Private 8763 Thomas Cummings

Killed in Action on Tuesday, 19th November 1914, age 25.
Commemorated on Panel 8 and 9 of Ploegsteert Memorial, Comines-Warneton, Hainaut, Belgium.

2nd Bn., Durham Light Infantry. 18th Brigade of 6th Division.

Husband of Mabel Fletcher (formerly Cummings), of 23, Queen St., Princes End, Tipton, Staffs.
Born: Birmingham, Enlisted: Birmingham, Resident: Aston.

First landed France & Flanders, 8th September 1914.
Medal entitlement: 1914 Star, British War Medal, Victory Medal.
Soldier's Papers at National Archives survived and transcribed.

Commemorated on the St. John's Memorial.
Commemorated here because he appears on a Tipton memorial.

Link to Commonwealth War Graves Site: www.cwgc.org/find-war-dead/casualty/1642224/

Genealogical Data

1911 Census
15 Court 3 House, Back 187 Park Road, Aston, Birmingham.
Thomas Cummings (27, Iron Moulder, born Birmingham), his wife Mabel (22, born Birmingham), and thier son: Samuel Thomas (2, born Birmingham).

Personal Data

Thomas Cummings is recorded on this site because he is commemorated on the St.

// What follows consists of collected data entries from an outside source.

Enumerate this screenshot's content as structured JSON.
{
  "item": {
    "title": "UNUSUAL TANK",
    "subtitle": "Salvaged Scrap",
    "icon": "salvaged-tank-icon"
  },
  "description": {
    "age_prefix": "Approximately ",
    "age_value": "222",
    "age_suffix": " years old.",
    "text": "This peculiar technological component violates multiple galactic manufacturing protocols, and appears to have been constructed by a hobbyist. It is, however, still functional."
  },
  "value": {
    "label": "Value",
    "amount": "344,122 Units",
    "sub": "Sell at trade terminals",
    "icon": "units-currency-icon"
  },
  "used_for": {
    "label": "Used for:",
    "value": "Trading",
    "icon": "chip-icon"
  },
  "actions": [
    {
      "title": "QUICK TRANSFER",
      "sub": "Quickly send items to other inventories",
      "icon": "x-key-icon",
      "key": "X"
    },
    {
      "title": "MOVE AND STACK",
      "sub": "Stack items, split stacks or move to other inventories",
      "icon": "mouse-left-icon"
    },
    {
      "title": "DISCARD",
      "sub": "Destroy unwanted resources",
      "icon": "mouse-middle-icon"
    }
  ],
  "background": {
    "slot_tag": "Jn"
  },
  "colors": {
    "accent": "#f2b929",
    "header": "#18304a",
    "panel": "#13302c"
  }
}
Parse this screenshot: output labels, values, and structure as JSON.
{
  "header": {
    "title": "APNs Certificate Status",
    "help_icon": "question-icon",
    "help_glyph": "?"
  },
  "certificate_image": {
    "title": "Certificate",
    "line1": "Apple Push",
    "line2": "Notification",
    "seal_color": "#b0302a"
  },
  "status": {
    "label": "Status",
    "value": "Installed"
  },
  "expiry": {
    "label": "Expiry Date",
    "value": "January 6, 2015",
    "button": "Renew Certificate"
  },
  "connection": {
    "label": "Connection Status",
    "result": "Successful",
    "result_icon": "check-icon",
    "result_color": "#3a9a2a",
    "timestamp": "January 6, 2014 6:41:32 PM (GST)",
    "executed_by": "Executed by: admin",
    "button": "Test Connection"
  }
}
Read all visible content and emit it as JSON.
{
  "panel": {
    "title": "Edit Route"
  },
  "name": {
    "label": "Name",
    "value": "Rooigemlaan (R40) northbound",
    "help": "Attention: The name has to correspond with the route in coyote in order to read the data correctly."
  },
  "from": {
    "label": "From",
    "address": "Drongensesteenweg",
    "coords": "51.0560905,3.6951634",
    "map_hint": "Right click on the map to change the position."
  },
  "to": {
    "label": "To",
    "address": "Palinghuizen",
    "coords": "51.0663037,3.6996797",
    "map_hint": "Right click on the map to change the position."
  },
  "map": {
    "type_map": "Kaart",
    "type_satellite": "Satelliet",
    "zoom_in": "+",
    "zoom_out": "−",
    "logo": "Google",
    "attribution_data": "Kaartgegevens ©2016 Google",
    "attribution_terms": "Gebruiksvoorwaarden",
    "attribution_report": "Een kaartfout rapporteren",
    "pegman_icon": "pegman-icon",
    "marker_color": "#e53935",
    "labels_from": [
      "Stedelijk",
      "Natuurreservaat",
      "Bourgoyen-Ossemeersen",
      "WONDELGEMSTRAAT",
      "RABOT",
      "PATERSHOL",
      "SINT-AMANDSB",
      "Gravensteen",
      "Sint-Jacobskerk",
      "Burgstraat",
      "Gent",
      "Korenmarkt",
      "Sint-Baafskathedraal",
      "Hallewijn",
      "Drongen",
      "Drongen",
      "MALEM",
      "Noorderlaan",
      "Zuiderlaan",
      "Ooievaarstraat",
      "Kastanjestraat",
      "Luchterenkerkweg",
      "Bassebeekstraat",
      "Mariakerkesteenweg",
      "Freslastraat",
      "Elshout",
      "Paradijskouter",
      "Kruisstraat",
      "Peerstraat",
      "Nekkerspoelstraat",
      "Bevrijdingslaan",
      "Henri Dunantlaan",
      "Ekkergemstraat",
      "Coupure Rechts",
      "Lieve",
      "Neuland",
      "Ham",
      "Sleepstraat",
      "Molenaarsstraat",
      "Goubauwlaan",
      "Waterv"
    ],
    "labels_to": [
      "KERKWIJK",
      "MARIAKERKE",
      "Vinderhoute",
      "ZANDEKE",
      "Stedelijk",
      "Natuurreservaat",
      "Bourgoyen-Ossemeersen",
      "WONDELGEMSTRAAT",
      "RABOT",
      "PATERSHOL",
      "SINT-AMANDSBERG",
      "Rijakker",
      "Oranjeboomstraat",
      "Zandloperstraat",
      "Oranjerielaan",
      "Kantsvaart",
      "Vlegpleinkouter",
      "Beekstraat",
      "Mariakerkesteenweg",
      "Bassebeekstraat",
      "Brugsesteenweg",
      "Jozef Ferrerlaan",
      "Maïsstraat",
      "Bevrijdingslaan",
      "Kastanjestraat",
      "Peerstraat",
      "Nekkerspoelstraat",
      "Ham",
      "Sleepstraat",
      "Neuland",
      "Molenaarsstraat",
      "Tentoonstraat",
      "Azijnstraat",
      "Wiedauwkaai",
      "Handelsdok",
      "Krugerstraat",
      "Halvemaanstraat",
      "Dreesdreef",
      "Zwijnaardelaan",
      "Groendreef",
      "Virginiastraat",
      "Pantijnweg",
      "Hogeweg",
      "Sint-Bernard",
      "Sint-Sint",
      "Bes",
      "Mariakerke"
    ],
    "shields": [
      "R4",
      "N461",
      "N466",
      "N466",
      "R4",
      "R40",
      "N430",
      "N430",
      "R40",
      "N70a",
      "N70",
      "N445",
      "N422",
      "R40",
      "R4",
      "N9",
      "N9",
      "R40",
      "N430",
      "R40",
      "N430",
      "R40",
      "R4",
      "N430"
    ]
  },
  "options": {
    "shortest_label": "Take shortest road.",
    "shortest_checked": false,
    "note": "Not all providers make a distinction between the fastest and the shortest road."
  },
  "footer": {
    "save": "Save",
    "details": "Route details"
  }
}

John's Memorial, put there by his wife Mabel. It seems that his only Tipton connection is that by 1919 his wife had re-married and moved to Tipton. Thomas was born in Birmingham and was living there in 1911, although may have been living in Falkirk in 1914.

Thomas Cummings enlisted in the Durham Light Infantry on 1st February 1904 in Birmingham, at that time he was 19 years and 3 months old and employed as a Moulder. He was 5 feet 7¾ inches tall with a 36-inch chest and weighed 138 pounds; he had brown eyes and dark brown hair with a fresh complexion.

After serving his 3 years as a regular soldier including time spent in India, Thomas was obliged to remain 9 years in the Reserves. He was therefore instantly recalled on 4th August 1914.

By 1919 his widow Mabel had re-married and, with Thomas's 2 children Samuel and James, was living at 42 Lorne Street, Princes End, Tipton.

Action resulting in his death

Thomas arrived in France with his battalion in early September 1914; they had returned from Ireland and Thomas had been re-called as a Reservist to bolster their numbers. They fought at the Battle of the Aisne, before moving to Belgium where they were in action at Radinghem, about 5 miles south of Armentieres, during October 1914.

In November the weather conditions reduced active fighting, and trench warfare with artillery and sniping took over. On 19th November 7 men of the 2nd Durham Light Infantry including Thomas Cummings were killed, none of them has a known grave and all are commemorated on the Ploegsteert Memorial.